STILL SEARCHING for a home for Sadie. We really, really need to find her a forever home, SOON. She is doing great on Rimadyl for dysplasia, no mobility issues since. I'm keeping her inside during the day when we work due to the extreme heat in NC the last couple weeks, and she does fine. That means our dogs are in the basement and can go outside as well. Sadie does not chew anything she shouldn't, no accidents in the house. She needs a home in which she is an "only" or perhaps just one other dog who would accept an alpha female. We have our hands full with our pack. We cannot keep Sadie, and I need any help I can get to find a new home for her.

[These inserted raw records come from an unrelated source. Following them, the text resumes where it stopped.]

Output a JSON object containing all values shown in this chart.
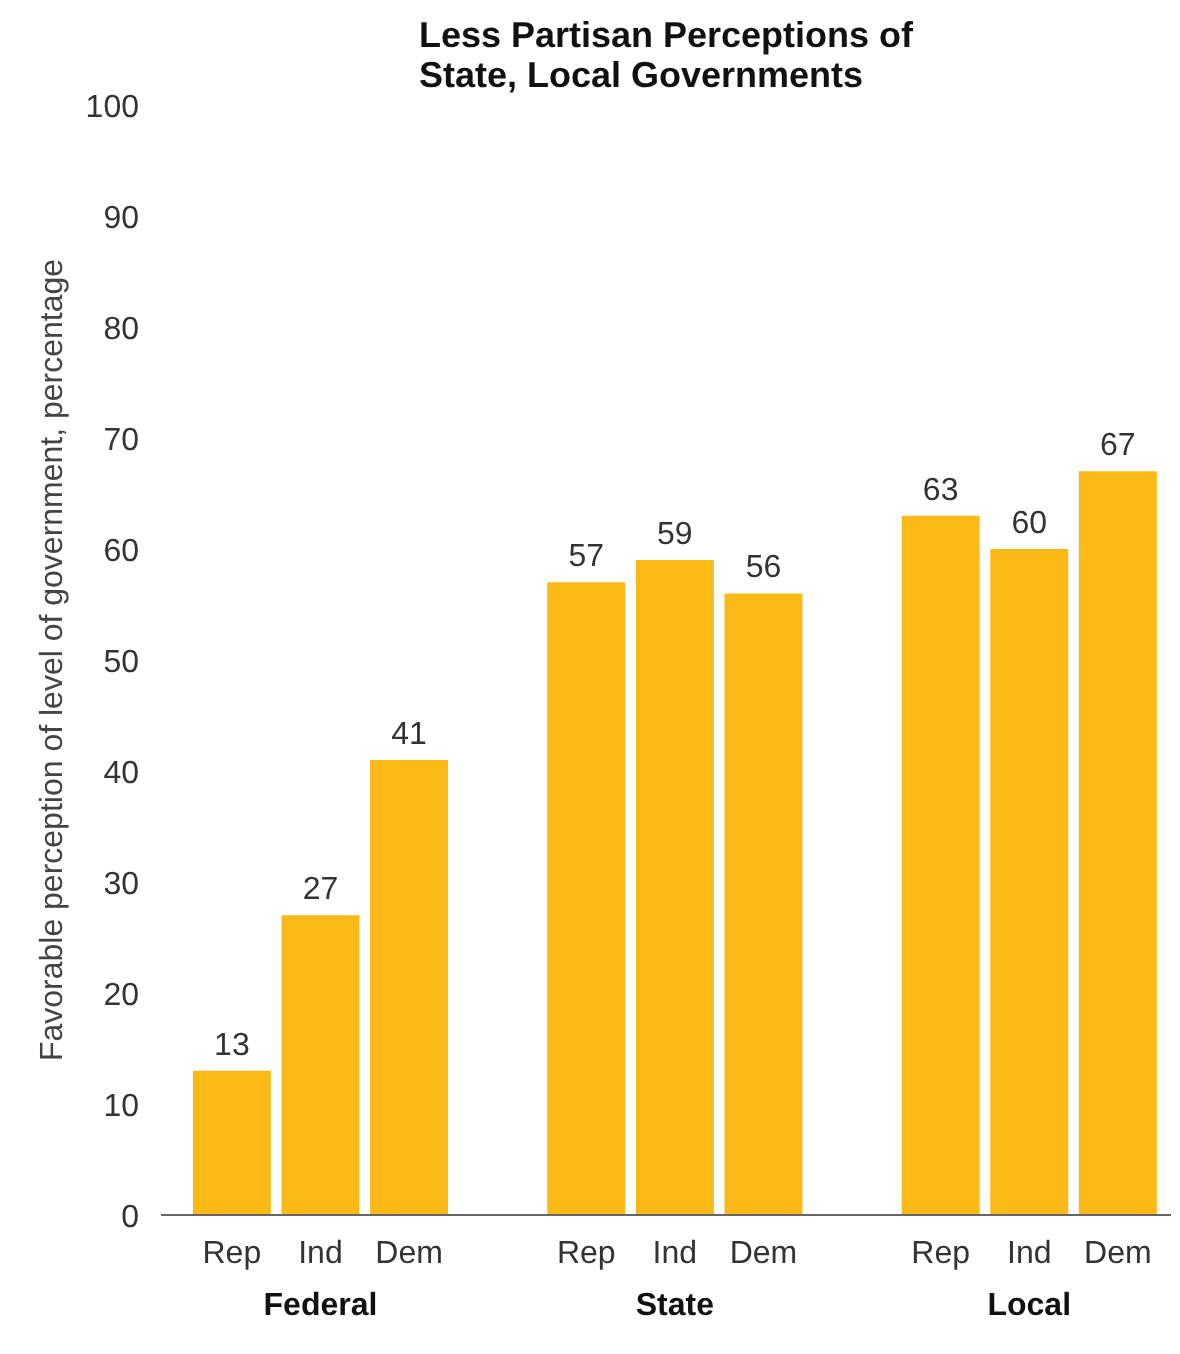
{
  "chart_data": {
    "type": "bar",
    "title": "Less Partisan Perceptions of\nState, Local Governments",
    "ylabel": "Favorable perception of level of government, percentage",
    "categories": [
      "Rep",
      "Ind",
      "Dem",
      "Rep",
      "Ind",
      "Dem",
      "Rep",
      "Ind",
      "Dem"
    ],
    "values": [
      13,
      27,
      41,
      57,
      59,
      56,
      63,
      60,
      67
    ],
    "color": "#fbb917",
    "ylim": [
      0,
      100
    ],
    "yticks": [
      0,
      10,
      20,
      30,
      40,
      50,
      60,
      70,
      80,
      90,
      100
    ],
    "grid": false,
    "data_labels": true,
    "annotations": [
      "Federal",
      "State",
      "Local"
    ]
  }
}
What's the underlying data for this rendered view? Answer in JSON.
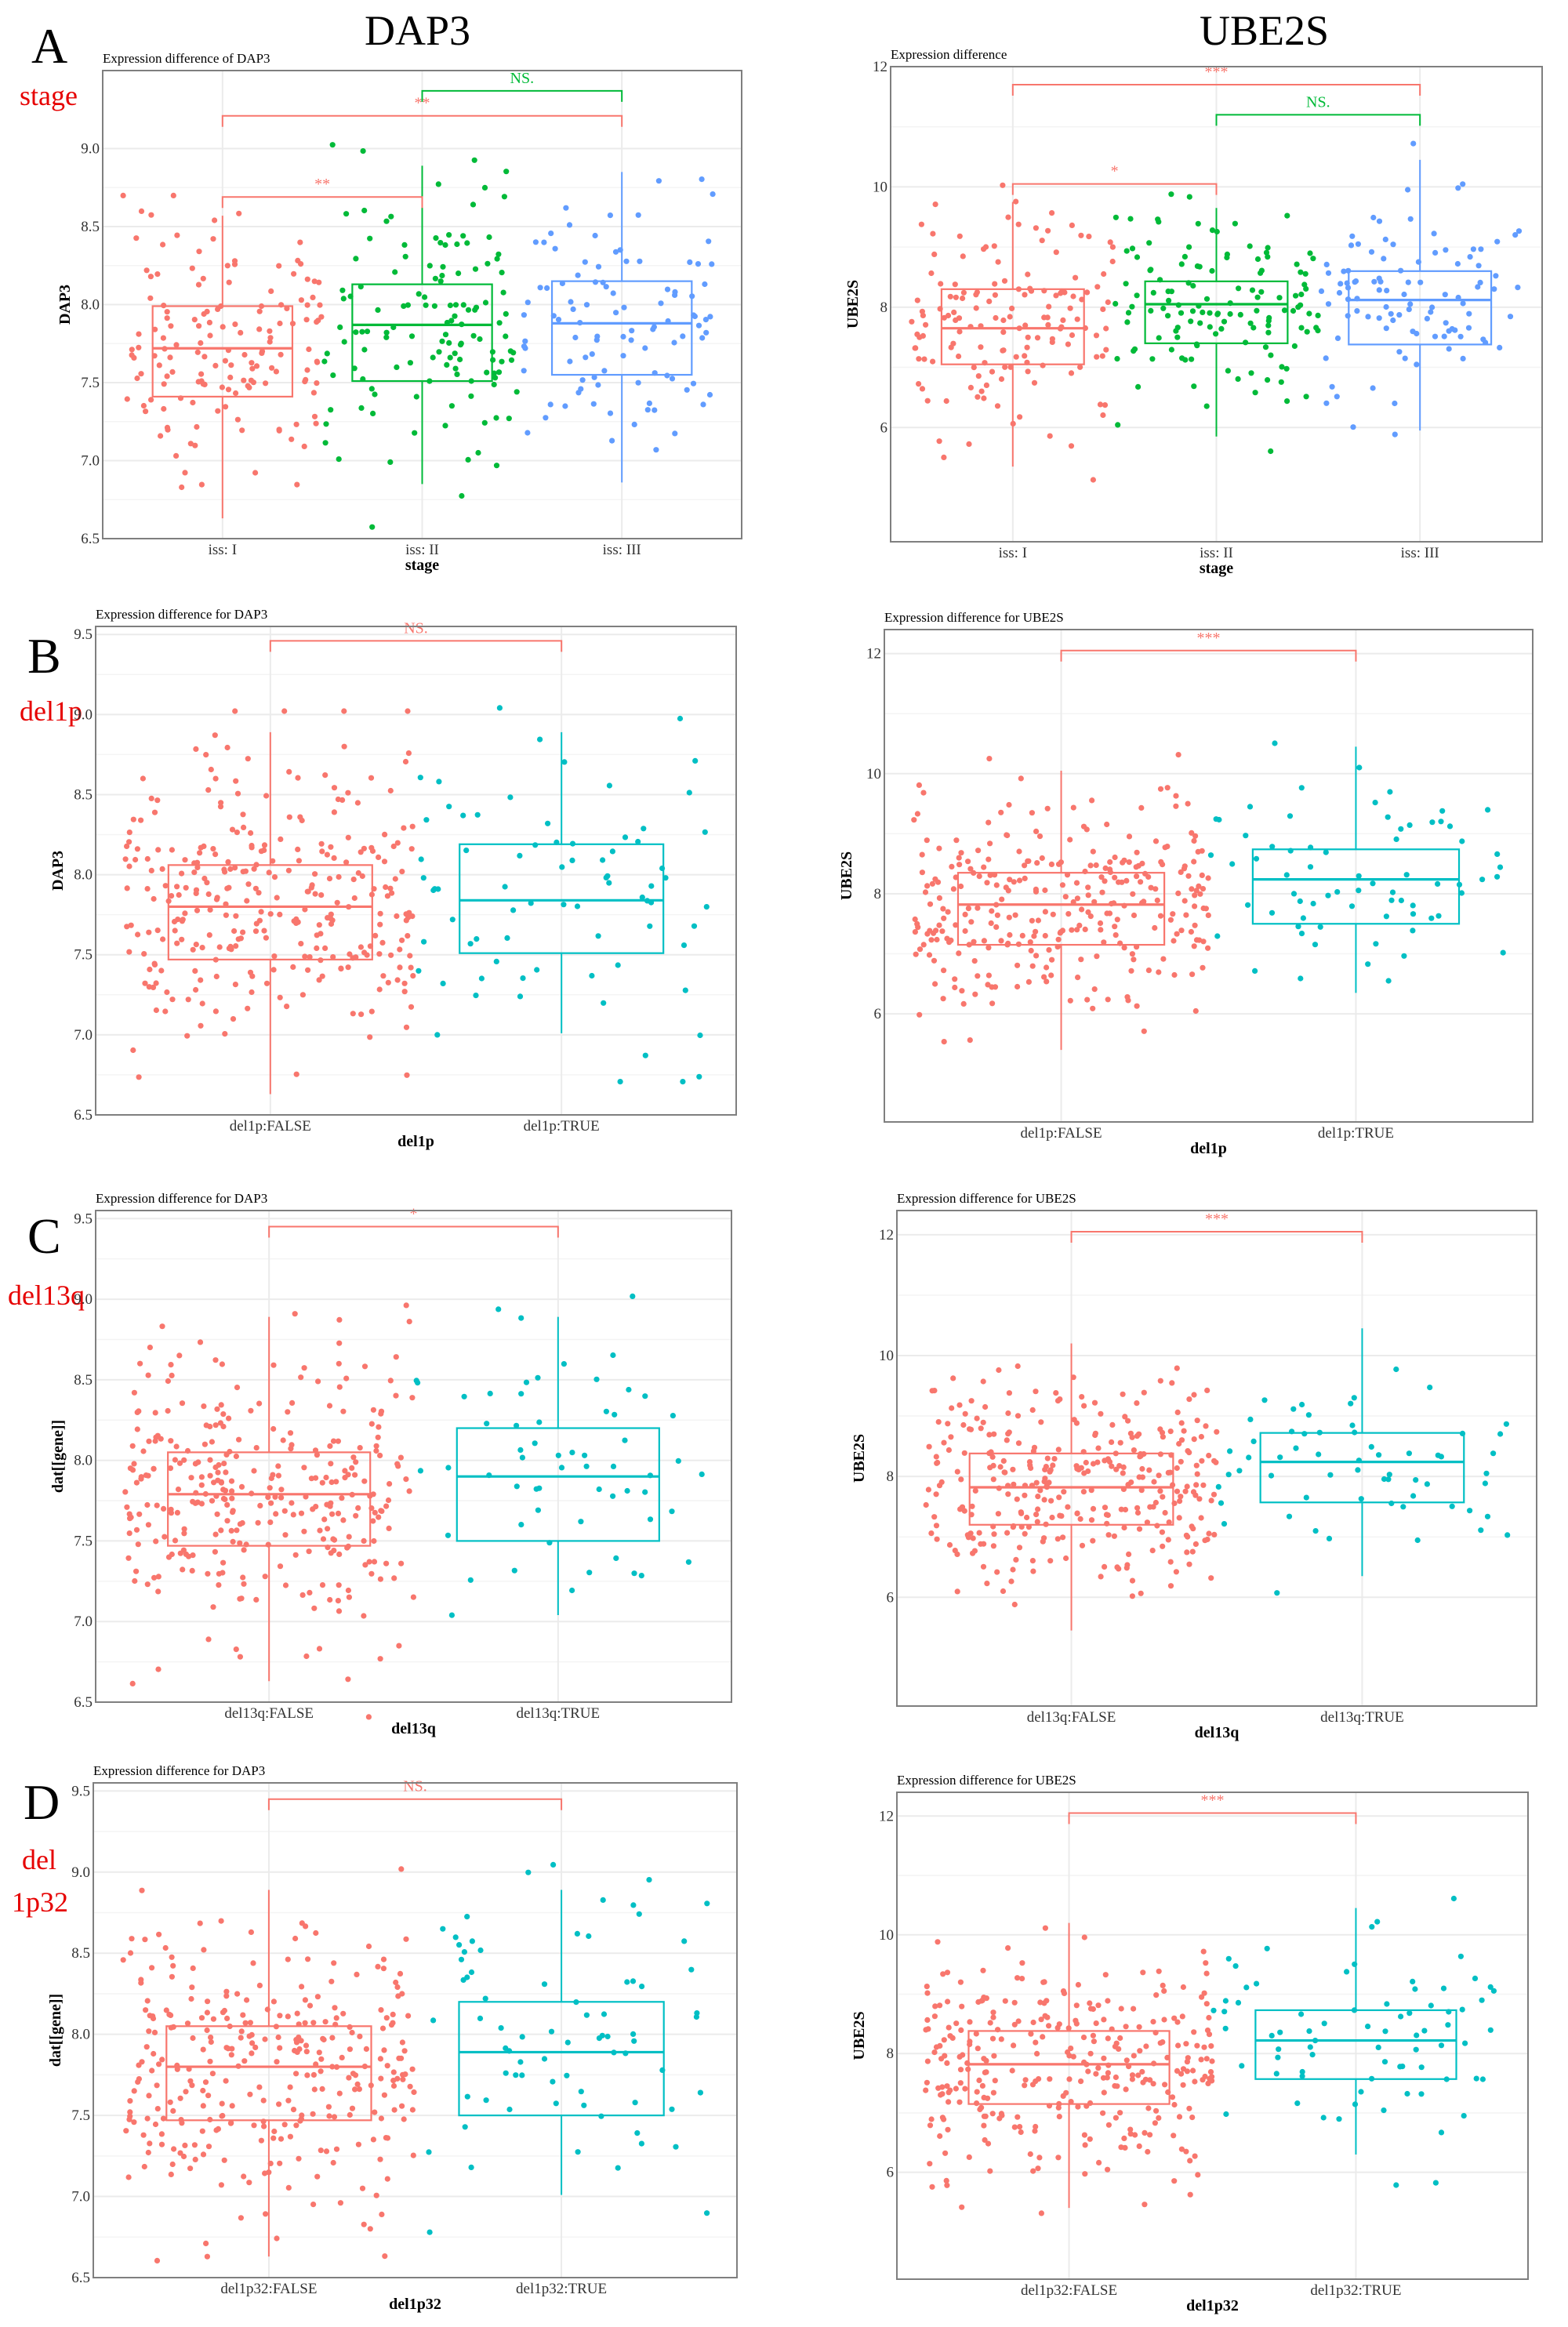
{
  "column_titles": [
    "DAP3",
    "UBE2S"
  ],
  "rows": [
    {
      "letter": "A",
      "tag": "stage"
    },
    {
      "letter": "B",
      "tag": "del1p"
    },
    {
      "letter": "C",
      "tag": "del13q"
    },
    {
      "letter": "D",
      "tag": "del 1p32"
    }
  ],
  "colors": {
    "red": "#F8766D",
    "green": "#00BA38",
    "blue": "#619CFF",
    "teal": "#00BFC4",
    "grid": "#EBEBEB",
    "frame": "#7F7F7F"
  },
  "chart_data": [
    {
      "id": "A-DAP3",
      "type": "box+jitter",
      "title": "Expression difference of DAP3",
      "xlabel": "stage",
      "ylabel": "DAP3",
      "ylim": [
        6.5,
        9.5
      ],
      "yticks": [
        6.5,
        7.0,
        7.5,
        8.0,
        8.5,
        9.0
      ],
      "yticklabels": [
        "6.5",
        "7.0",
        "7.5",
        "8.0",
        "8.5",
        "9.0"
      ],
      "categories": [
        "iss: I",
        "iss: II",
        "iss: III"
      ],
      "groups": [
        {
          "name": "iss: I",
          "color": "red",
          "n": 150,
          "q1": 7.41,
          "median": 7.72,
          "q3": 7.99,
          "whisker_low": 6.63,
          "whisker_high": 8.57
        },
        {
          "name": "iss: II",
          "color": "green",
          "n": 130,
          "q1": 7.51,
          "median": 7.87,
          "q3": 8.13,
          "whisker_low": 6.85,
          "whisker_high": 8.89
        },
        {
          "name": "iss: III",
          "color": "blue",
          "n": 100,
          "q1": 7.55,
          "median": 7.88,
          "q3": 8.15,
          "whisker_low": 6.86,
          "whisker_high": 8.85
        }
      ],
      "comparisons": [
        {
          "from": 0,
          "to": 1,
          "label": "**",
          "color": "red",
          "y": 8.69
        },
        {
          "from": 0,
          "to": 2,
          "label": "**",
          "color": "red",
          "y": 9.21
        },
        {
          "from": 1,
          "to": 2,
          "label": "NS.",
          "color": "green",
          "y": 9.37
        }
      ]
    },
    {
      "id": "A-UBE2S",
      "type": "box+jitter",
      "title": "Expression difference",
      "xlabel": "stage",
      "ylabel": "UBE2S",
      "ylim": [
        4.1,
        12.0
      ],
      "yticks": [
        6,
        8,
        10,
        12
      ],
      "yticklabels": [
        "6",
        "8",
        "10",
        "12"
      ],
      "categories": [
        "iss: I",
        "iss: II",
        "iss: III"
      ],
      "groups": [
        {
          "name": "iss: I",
          "color": "red",
          "n": 150,
          "q1": 7.05,
          "median": 7.65,
          "q3": 8.3,
          "whisker_low": 5.35,
          "whisker_high": 9.75
        },
        {
          "name": "iss: II",
          "color": "green",
          "n": 130,
          "q1": 7.4,
          "median": 8.05,
          "q3": 8.43,
          "whisker_low": 5.85,
          "whisker_high": 9.65
        },
        {
          "name": "iss: III",
          "color": "blue",
          "n": 100,
          "q1": 7.38,
          "median": 8.12,
          "q3": 8.6,
          "whisker_low": 5.95,
          "whisker_high": 10.45
        }
      ],
      "comparisons": [
        {
          "from": 0,
          "to": 1,
          "label": "*",
          "color": "red",
          "y": 10.05
        },
        {
          "from": 0,
          "to": 2,
          "label": "***",
          "color": "red",
          "y": 11.7
        },
        {
          "from": 1,
          "to": 2,
          "label": "NS.",
          "color": "green",
          "y": 11.2
        }
      ]
    },
    {
      "id": "B-DAP3",
      "type": "box+jitter",
      "title": "Expression difference for DAP3",
      "xlabel": "del1p",
      "ylabel": "DAP3",
      "ylim": [
        6.5,
        9.55
      ],
      "yticks": [
        6.5,
        7.0,
        7.5,
        8.0,
        8.5,
        9.0,
        9.5
      ],
      "yticklabels": [
        "6.5",
        "7.0",
        "7.5",
        "8.0",
        "8.5",
        "9.0",
        "9.5"
      ],
      "categories": [
        "del1p:FALSE",
        "del1p:TRUE"
      ],
      "groups": [
        {
          "name": "del1p:FALSE",
          "color": "red",
          "n": 300,
          "q1": 7.47,
          "median": 7.8,
          "q3": 8.06,
          "whisker_low": 6.63,
          "whisker_high": 8.89
        },
        {
          "name": "del1p:TRUE",
          "color": "teal",
          "n": 75,
          "q1": 7.51,
          "median": 7.84,
          "q3": 8.19,
          "whisker_low": 7.01,
          "whisker_high": 8.89
        }
      ],
      "comparisons": [
        {
          "from": 0,
          "to": 1,
          "label": "NS.",
          "color": "red",
          "y": 9.46
        }
      ]
    },
    {
      "id": "B-UBE2S",
      "type": "box+jitter",
      "title": "Expression difference for UBE2S",
      "xlabel": "del1p",
      "ylabel": "UBE2S",
      "ylim": [
        4.2,
        12.4
      ],
      "yticks": [
        6,
        8,
        10,
        12
      ],
      "yticklabels": [
        "6",
        "8",
        "10",
        "12"
      ],
      "categories": [
        "del1p:FALSE",
        "del1p:TRUE"
      ],
      "groups": [
        {
          "name": "del1p:FALSE",
          "color": "red",
          "n": 300,
          "q1": 7.15,
          "median": 7.82,
          "q3": 8.35,
          "whisker_low": 5.4,
          "whisker_high": 10.05
        },
        {
          "name": "del1p:TRUE",
          "color": "teal",
          "n": 70,
          "q1": 7.5,
          "median": 8.24,
          "q3": 8.74,
          "whisker_low": 6.35,
          "whisker_high": 10.45
        }
      ],
      "comparisons": [
        {
          "from": 0,
          "to": 1,
          "label": "***",
          "color": "red",
          "y": 12.05
        }
      ]
    },
    {
      "id": "C-DAP3",
      "type": "box+jitter",
      "title": "Expression difference for DAP3",
      "xlabel": "del13q",
      "ylabel": "dat[[gene]]",
      "ylim": [
        6.5,
        9.55
      ],
      "yticks": [
        6.5,
        7.0,
        7.5,
        8.0,
        8.5,
        9.0,
        9.5
      ],
      "yticklabels": [
        "6.5",
        "7.0",
        "7.5",
        "8.0",
        "8.5",
        "9.0",
        "9.5"
      ],
      "categories": [
        "del13q:FALSE",
        "del13q:TRUE"
      ],
      "groups": [
        {
          "name": "del13q:FALSE",
          "color": "red",
          "n": 320,
          "q1": 7.47,
          "median": 7.79,
          "q3": 8.05,
          "whisker_low": 6.63,
          "whisker_high": 8.89
        },
        {
          "name": "del13q:TRUE",
          "color": "teal",
          "n": 60,
          "q1": 7.5,
          "median": 7.9,
          "q3": 8.2,
          "whisker_low": 7.04,
          "whisker_high": 8.89
        }
      ],
      "comparisons": [
        {
          "from": 0,
          "to": 1,
          "label": "*",
          "color": "red",
          "y": 9.45
        }
      ]
    },
    {
      "id": "C-UBE2S",
      "type": "box+jitter",
      "title": "Expression difference for UBE2S",
      "xlabel": "del13q",
      "ylabel": "UBE2S",
      "ylim": [
        4.2,
        12.4
      ],
      "yticks": [
        6,
        8,
        10,
        12
      ],
      "yticklabels": [
        "6",
        "8",
        "10",
        "12"
      ],
      "categories": [
        "del13q:FALSE",
        "del13q:TRUE"
      ],
      "groups": [
        {
          "name": "del13q:FALSE",
          "color": "red",
          "n": 320,
          "q1": 7.2,
          "median": 7.82,
          "q3": 8.38,
          "whisker_low": 5.45,
          "whisker_high": 10.2
        },
        {
          "name": "del13q:TRUE",
          "color": "teal",
          "n": 60,
          "q1": 7.57,
          "median": 8.24,
          "q3": 8.72,
          "whisker_low": 6.35,
          "whisker_high": 10.45
        }
      ],
      "comparisons": [
        {
          "from": 0,
          "to": 1,
          "label": "***",
          "color": "red",
          "y": 12.05
        }
      ]
    },
    {
      "id": "D-DAP3",
      "type": "box+jitter",
      "title": "Expression difference for DAP3",
      "xlabel": "del1p32",
      "ylabel": "dat[[gene]]",
      "ylim": [
        6.5,
        9.55
      ],
      "yticks": [
        6.5,
        7.0,
        7.5,
        8.0,
        8.5,
        9.0,
        9.5
      ],
      "yticklabels": [
        "6.5",
        "7.0",
        "7.5",
        "8.0",
        "8.5",
        "9.0",
        "9.5"
      ],
      "categories": [
        "del1p32:FALSE",
        "del1p32:TRUE"
      ],
      "groups": [
        {
          "name": "del1p32:FALSE",
          "color": "red",
          "n": 310,
          "q1": 7.47,
          "median": 7.8,
          "q3": 8.05,
          "whisker_low": 6.63,
          "whisker_high": 8.89
        },
        {
          "name": "del1p32:TRUE",
          "color": "teal",
          "n": 75,
          "q1": 7.5,
          "median": 7.89,
          "q3": 8.2,
          "whisker_low": 7.01,
          "whisker_high": 8.89
        }
      ],
      "comparisons": [
        {
          "from": 0,
          "to": 1,
          "label": "NS.",
          "color": "red",
          "y": 9.45
        }
      ]
    },
    {
      "id": "D-UBE2S",
      "type": "box+jitter",
      "title": "Expression difference for UBE2S",
      "xlabel": "del1p32",
      "ylabel": "UBE2S",
      "ylim": [
        4.2,
        12.4
      ],
      "yticks": [
        6,
        8,
        10,
        12
      ],
      "yticklabels": [
        "6",
        "8",
        "10",
        "12"
      ],
      "categories": [
        "del1p32:FALSE",
        "del1p32:TRUE"
      ],
      "groups": [
        {
          "name": "del1p32:FALSE",
          "color": "red",
          "n": 310,
          "q1": 7.15,
          "median": 7.82,
          "q3": 8.38,
          "whisker_low": 5.4,
          "whisker_high": 10.2
        },
        {
          "name": "del1p32:TRUE",
          "color": "teal",
          "n": 75,
          "q1": 7.57,
          "median": 8.22,
          "q3": 8.73,
          "whisker_low": 6.3,
          "whisker_high": 10.45
        }
      ],
      "comparisons": [
        {
          "from": 0,
          "to": 1,
          "label": "***",
          "color": "red",
          "y": 12.05
        }
      ]
    }
  ]
}
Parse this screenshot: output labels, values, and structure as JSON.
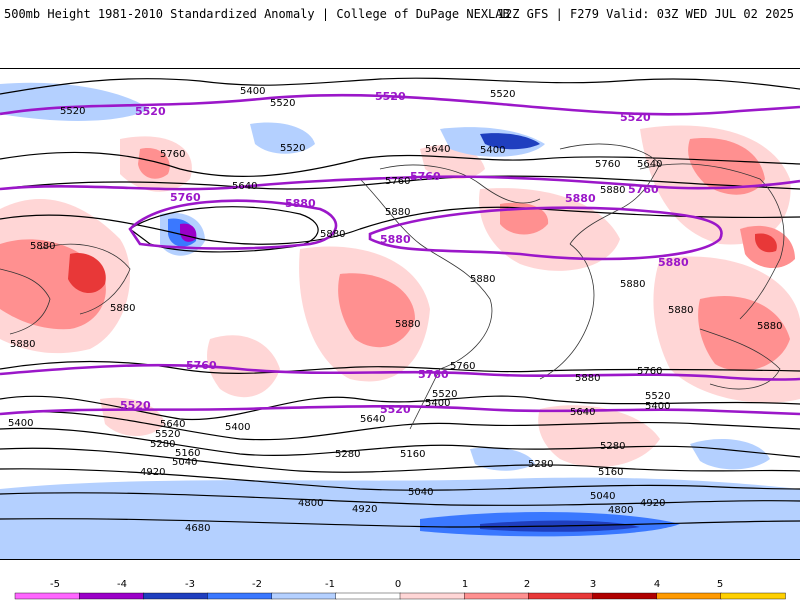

Thanks everyone!


----------



## Anja1Blue (Feb 27, 2008)

Did you respond to Danielle (post above?) Or contact Brightstar - I know everyone is slammed right now, but I would also recheck with rescues in your surrounding area (incl adjacent states). Just in case there are some openings....and thank you for taking care of her for as long as you have, I wish I could be of more help.
________________________________________
Susan

Anja SchH3 GSD
Conor GSD
Blue BH WH T1 GSD - waiting at the Bridge


----------



## kwk (Nov 25, 2005)

I p.m'd you. Thank you for your support. She is learning to get along better with dogs, but has a ways to go. I think she will be great with a person or family who can spend more time with her, and to be an only or maybe just one other dog.


----------



## Anja1Blue (Feb 27, 2008)

Hi kwk - your PM didn't come through......
_____________________________________
Susan

Anja SchH3 GSD
Conor GSD
Blue BH WH T1 GSD - waiting at the Bridge


----------